The pair got engaged after two months of dating. “If you know, you know,” Sandhu said.
They married in 2021 and baby Evelyn came along in 2022. Madi came in January 2024 and Vogel became the blue-eyed, blond-haired mama bear who steers her family’s ship through all kinds of waters.
That includes the color-coded hourly schedule on their phones detailing everything from Rohaan’s choir practices to the many contracts the truck has for Clovis Unified School District events and others.
Emergency situation
But everything changed one day in April. Sandhu was away in Sonora on a multi-day trip with his 12-year-old’s class. Vogel came home to Madi throwing up on her mother-in-law. She was giving the baby a bath when she noticed something was very wrong.
“Her eyes did something crazy,” she said, something difficult to even put into words, but she knew it wasn’t right. They could see too much of the tops of the whites of her eyes.
They rushed her to Valley Children’s Hospital.
“Within 30 minutes, we were in the ICU and flying to San Francisco,” she said.
Rather, the baby flew to San Francisco with a medical team. Vogel had to scramble to find her own ride.
“I was terrified,” she said.
Madi had a brain bleed — a quarter-sized amount of blood on her brain that caused a seizure.
It could potentially cause brain damage. They huddled with four neurosurgeons, who floated an invasive surgery to relieve the pressure.
But because Madi was only 2 months old, she still had a soft spot in her skull that provided a little extra room. Somehow, her body reabsorbed the extra blood and she didn’t need surgery.
“That’s why she’s our miracle baby,” Sandhu said.
Pivoting to brick-and-mortar plan
The experience could have resulted in permanent brain damage. For now, Madi seems mostly OK. The only lasting effect is that she can’t move her eyes up to look at the ceiling.
“She can never roll her eyes at me,” Sandhu said.
She’s so young the doctors couldn’t do many of the tests to check for permanent damage. How do you check if a child has lost the ability to move her arm if she’s a baby who barely has motor control to begin with?
So they told her parents to keep a sharp eye on her. Make sure she hits all the development milestones such as crawling, and doesn’t lose any arm movements, for example, that could indicate further damage.
There are still risks. She could have another seizure. The blood is still there, but shrinking. She’s scheduled to have surgery next summer to look at the brain. And she has all sorts of doctors’ appointments each month.
“This is the whole reason for getting into a brick-and-mortar sooner rather than later,” Sandhu said.
It’s a lot easier to have a baby in an ice cream shop than a food truck where temperatures indoors regularly climb above 100 degrees, he said.
Said Vogel: “It’s such an incredible feeling to be able to keep an eye on her — that way I know she’s OK.”
Family priority
They still have the food truck, but it’s for sale. To buy into the CREAM franchise, they took out a second loan on their house and sold a vehicle.
Such a career change might seem abrupt, but it’s not surprising to Osegueda, of Fresno Street Eats. Ten years ago, his son, Cole, then 6 months old, had surgery that involved cutting open his skull because it had fused too early and his brain needed room to grow. He has since made a full recovery.

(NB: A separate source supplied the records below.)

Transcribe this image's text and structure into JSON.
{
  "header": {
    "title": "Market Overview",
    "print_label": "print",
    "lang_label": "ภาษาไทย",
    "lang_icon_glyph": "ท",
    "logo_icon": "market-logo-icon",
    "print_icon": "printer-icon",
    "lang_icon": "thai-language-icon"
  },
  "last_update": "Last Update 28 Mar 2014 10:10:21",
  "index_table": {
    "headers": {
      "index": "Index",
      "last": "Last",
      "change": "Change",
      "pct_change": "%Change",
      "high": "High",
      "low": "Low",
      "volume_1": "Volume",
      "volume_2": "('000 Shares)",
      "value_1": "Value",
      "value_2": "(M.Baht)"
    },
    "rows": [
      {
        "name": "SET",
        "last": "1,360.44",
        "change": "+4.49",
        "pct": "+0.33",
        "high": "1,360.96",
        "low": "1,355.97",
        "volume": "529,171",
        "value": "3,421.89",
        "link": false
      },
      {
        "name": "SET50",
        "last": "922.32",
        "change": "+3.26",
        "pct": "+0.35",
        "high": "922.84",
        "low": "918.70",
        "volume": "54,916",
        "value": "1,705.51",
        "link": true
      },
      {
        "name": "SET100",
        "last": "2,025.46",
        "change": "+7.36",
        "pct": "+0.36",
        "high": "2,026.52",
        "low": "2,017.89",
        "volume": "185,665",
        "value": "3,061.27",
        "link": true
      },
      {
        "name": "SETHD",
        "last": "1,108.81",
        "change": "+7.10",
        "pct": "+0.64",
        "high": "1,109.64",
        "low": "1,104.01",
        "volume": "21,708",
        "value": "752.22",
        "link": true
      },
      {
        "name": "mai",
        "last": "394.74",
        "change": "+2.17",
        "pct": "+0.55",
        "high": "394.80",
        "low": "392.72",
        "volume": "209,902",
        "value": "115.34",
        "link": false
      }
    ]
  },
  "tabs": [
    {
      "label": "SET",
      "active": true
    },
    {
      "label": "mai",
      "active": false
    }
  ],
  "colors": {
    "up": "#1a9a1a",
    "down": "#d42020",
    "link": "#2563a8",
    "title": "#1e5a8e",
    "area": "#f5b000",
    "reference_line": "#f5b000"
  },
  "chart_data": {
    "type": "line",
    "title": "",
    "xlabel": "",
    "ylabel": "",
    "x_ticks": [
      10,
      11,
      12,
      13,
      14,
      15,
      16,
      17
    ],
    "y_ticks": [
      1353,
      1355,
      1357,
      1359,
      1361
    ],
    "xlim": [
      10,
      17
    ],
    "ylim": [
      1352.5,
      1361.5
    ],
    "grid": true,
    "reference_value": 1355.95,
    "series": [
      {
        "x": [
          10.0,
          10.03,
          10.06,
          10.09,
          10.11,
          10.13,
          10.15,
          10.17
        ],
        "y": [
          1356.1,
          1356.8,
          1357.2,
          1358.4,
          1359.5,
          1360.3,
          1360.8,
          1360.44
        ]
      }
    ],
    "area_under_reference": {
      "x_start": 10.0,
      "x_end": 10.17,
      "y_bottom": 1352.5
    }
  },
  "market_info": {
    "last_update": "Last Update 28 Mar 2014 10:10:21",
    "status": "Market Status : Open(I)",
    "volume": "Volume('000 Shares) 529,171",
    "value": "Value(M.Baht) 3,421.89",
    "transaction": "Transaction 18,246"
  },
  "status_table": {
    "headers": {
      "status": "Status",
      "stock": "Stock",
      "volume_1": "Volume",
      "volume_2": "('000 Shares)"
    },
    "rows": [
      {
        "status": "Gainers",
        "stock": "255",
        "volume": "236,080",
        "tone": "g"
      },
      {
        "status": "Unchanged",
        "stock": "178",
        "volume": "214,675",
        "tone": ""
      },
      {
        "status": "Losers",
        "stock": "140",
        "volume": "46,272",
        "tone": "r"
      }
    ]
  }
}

“In those moments, it’s hard to put anything else in front of your child,” he said. “That’s the only thing that matters. Going through those situations helps you reevaluate your priorities.”
So changing their business goals was a no-brainer, Sandhu said.
Since then, Madi has been smiling at just about anything and everybody. She frequently screeches in happiness. She still has lot of appointments and MRIs in her future, but appears to be OK.
And she’s not the only one. Osegueda said he frequently hears people comment on how upbeat and friendly the whole family is.
“If anyone can juggle all this stuff and get through it, it’s them,” Osegueda said.